Sie weist aber auch auf andere, bisher kaum beachtete Neuregelun­gen hin. Vor allem geht es um Anpassunge­n, die durch die EU-Verordnung über Insolvenzv­erfahren (InsVO) notwendig wurden. Ziel sei eine EU-weite Vereinheit­lichung, sagt Fruhstorfe­r. Das betreffe etwa den Inhalt des Insolvenze­dikts. Bis Ende Juni 2018 sollen in allen EU-Ländern nicht nur einheitlic­he Insolvenzr­egister eingeführt, sondern diese auch vernetzt werden. Das soll für mehr Transparen­z sorgen. Ein gewisses Gefahrenpo­tenzial berge es jedoch auch: „Als Vertragspa­rtner muss man sich das anschauen“, sagt die Anwältin. Freilich sei es schon jetzt möglich, dass ausländisc­he Insolvenzv­erfahren in der österreich­ischen Ediktsdate­i eingetrage­n sind.

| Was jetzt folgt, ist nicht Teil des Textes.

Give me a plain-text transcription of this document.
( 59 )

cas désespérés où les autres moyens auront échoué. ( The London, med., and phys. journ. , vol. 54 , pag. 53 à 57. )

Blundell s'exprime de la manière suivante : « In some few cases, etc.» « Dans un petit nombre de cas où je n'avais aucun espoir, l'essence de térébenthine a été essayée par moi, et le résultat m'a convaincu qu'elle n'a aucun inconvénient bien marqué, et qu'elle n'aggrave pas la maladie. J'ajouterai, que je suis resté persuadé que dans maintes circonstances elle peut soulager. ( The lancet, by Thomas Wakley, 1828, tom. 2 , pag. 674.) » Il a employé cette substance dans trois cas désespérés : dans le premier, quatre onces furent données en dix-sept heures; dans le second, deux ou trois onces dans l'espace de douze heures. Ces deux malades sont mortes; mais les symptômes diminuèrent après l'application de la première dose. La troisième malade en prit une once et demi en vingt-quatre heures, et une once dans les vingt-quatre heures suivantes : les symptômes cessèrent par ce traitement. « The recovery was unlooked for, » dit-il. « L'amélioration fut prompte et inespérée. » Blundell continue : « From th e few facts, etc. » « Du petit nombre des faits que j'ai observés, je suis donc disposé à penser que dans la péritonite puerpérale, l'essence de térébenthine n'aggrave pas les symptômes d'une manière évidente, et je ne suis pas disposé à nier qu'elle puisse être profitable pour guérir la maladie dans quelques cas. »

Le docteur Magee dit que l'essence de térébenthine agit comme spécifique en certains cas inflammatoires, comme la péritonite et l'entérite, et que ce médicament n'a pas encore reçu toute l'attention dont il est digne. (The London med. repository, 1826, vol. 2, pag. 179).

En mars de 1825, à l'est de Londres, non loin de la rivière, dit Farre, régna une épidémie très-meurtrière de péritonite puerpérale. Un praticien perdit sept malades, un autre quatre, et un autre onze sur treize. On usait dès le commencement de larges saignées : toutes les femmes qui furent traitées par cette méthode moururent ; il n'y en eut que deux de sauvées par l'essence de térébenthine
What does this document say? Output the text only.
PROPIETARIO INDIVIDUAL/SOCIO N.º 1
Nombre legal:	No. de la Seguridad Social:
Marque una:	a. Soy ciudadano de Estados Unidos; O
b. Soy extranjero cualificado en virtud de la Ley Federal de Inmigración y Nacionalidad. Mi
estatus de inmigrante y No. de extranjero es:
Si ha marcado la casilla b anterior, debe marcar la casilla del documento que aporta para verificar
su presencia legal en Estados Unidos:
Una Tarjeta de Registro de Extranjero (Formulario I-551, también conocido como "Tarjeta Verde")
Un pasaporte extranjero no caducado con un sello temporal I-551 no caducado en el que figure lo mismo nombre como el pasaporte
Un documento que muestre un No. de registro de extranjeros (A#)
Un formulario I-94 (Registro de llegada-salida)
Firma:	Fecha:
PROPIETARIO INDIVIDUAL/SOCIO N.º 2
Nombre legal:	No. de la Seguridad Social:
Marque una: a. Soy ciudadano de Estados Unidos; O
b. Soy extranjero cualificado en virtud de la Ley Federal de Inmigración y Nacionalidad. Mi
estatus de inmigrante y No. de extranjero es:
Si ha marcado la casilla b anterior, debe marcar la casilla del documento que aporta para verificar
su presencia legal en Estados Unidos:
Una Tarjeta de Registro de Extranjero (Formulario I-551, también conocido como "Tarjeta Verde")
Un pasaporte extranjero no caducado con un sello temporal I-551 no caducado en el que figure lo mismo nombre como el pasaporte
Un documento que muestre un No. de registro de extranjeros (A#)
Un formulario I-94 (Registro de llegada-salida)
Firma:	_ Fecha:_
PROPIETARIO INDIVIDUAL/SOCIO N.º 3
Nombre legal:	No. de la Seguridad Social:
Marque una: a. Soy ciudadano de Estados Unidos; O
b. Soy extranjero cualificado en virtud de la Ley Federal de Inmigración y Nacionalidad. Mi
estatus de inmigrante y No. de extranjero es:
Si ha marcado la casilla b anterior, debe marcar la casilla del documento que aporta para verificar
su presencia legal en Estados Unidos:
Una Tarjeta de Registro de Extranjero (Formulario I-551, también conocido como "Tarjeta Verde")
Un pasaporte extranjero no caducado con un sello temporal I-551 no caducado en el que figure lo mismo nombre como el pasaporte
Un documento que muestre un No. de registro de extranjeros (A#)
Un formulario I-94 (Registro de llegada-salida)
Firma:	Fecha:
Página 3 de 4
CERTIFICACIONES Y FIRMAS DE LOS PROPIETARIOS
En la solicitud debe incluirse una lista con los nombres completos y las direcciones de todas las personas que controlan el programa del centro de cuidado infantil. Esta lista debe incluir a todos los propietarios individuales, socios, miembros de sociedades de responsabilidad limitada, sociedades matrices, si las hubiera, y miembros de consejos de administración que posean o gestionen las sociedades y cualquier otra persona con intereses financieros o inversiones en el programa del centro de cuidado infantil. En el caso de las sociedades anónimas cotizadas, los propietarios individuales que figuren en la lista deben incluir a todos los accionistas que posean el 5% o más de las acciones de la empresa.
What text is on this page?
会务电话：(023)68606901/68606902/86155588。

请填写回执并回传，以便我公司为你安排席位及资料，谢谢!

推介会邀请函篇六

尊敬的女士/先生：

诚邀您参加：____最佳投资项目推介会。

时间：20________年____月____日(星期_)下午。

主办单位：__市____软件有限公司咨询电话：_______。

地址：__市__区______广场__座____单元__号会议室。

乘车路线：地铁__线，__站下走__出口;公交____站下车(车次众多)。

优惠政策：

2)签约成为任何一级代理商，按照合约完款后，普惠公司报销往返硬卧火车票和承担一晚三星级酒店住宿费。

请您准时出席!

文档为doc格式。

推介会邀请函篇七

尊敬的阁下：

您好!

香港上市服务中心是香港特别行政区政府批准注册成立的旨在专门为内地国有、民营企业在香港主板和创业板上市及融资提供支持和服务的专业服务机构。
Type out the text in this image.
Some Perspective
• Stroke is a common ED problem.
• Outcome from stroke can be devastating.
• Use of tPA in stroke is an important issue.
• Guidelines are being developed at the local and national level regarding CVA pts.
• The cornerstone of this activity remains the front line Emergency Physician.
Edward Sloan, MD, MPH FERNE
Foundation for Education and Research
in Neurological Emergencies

Neu geregelt wird auch, welchen Inhalt eine Forderungs­anmeldung haben muss. Das dafür vorgesehen­e Formblatt muss man zwar nicht unbedingt verwenden, wohl aber alle verlangten Angaben machen. Etwa, ob ein Eigentumsv­orbehalt besteht – aber auch, ob man mit einer Gegenforde­rung aufrechnen will. Das kann heikel sein: Rechnet man zu spät auf, kann man um viel Geld umfallen.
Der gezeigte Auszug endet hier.